# Output is derivative of state variable

Given simple system of ODE.

$$\begin{cases} \dot{x_1}=-x_1+u \\ \dot{x_2}=-x_2-x_1 \end{cases}$$

As an output, I want to use $$y=\dot{x_1}$$.

But when I use the AsymptoticOutputTracker command, I get the error: AsymptoticOutputTracker::drtrz: The direct transmission matrix {{1/Subscript[\[FormalX], 2][t]},{0},{0}} is not a zero matrix. (code in Mathematica for example).

   asys = AffineStateSpaceModel[{x1'[t] == -x1[t] + u[t],
x2'[t] == -x2[t] - x1[t]}, {{x1[t], 1}, {x2[t], 0}}, {u[
t]}, {(u[t] - x1[t])}, t] // Simplify

pars1 = {Subscript[r, 1] -> 0, Subscript[p, 1] -> -1};

fb = AsymptoticOutputTracker[asys, {Subscript[r, 1]}, {Subscript[p, 1]}] // Simplify;


I got the idea to add a differentiating filter:

$$\begin{cases} \dot{x_1}=-x_1+u \\ \dot{x_2}=-x_2-x_1 \\ \frac{1}{k}\dot{X}+X=\dot{x_1} \end{cases}$$

And now $$y=X \approx \dot{x_1}$$ and $$k>>1$$.

How to transform state-space and get $$y=\dot{x_1}$$?

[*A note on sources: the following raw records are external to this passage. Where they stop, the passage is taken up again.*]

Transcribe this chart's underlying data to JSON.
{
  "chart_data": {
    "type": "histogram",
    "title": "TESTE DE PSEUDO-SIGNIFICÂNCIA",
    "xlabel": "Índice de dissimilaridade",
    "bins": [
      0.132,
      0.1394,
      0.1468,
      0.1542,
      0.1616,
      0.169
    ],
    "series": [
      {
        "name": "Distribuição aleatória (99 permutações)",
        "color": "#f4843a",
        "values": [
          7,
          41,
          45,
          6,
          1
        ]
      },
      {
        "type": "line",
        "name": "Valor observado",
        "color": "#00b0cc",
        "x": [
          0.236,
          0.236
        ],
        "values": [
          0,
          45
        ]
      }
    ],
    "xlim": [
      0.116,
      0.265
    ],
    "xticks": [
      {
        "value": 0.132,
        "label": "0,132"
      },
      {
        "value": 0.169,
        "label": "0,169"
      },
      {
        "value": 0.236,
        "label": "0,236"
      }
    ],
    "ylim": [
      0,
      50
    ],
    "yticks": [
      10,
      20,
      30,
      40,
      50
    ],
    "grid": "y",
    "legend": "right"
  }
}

• Have you tried it with u[t]-x1[t] as the output? Jun 13 at 10:20
• @LouisB please see my edit
– dtn
Jun 13 at 10:27
• @dtn Is this optimization problem? Where is your code? Jun 13 at 11:00
• @AlexTrounev asys = AffineStateSpaceModel[{x1'[t] == -x1[t] + u[t], x2'[t] == -x2[t] - x1[t]}, {{x1[t], 1}, {x2[t], 0}}, {u[ t]}, {(u[t] - x1[t])}, t] // Simplify pars1 = {Subscript[r, 1] -> 0, Subscript[p, 1] -> -1}; fb = AsymptoticOutputTracker[asys, {Subscript[r, 1]}, {Subscript[p, 1]}] // Simplify;
– dtn
Jun 13 at 11:01
• @AlexTrounev This is me studying nonlinear control theory, section on asymptotic output tracking.
– dtn
Jun 13 at 11:02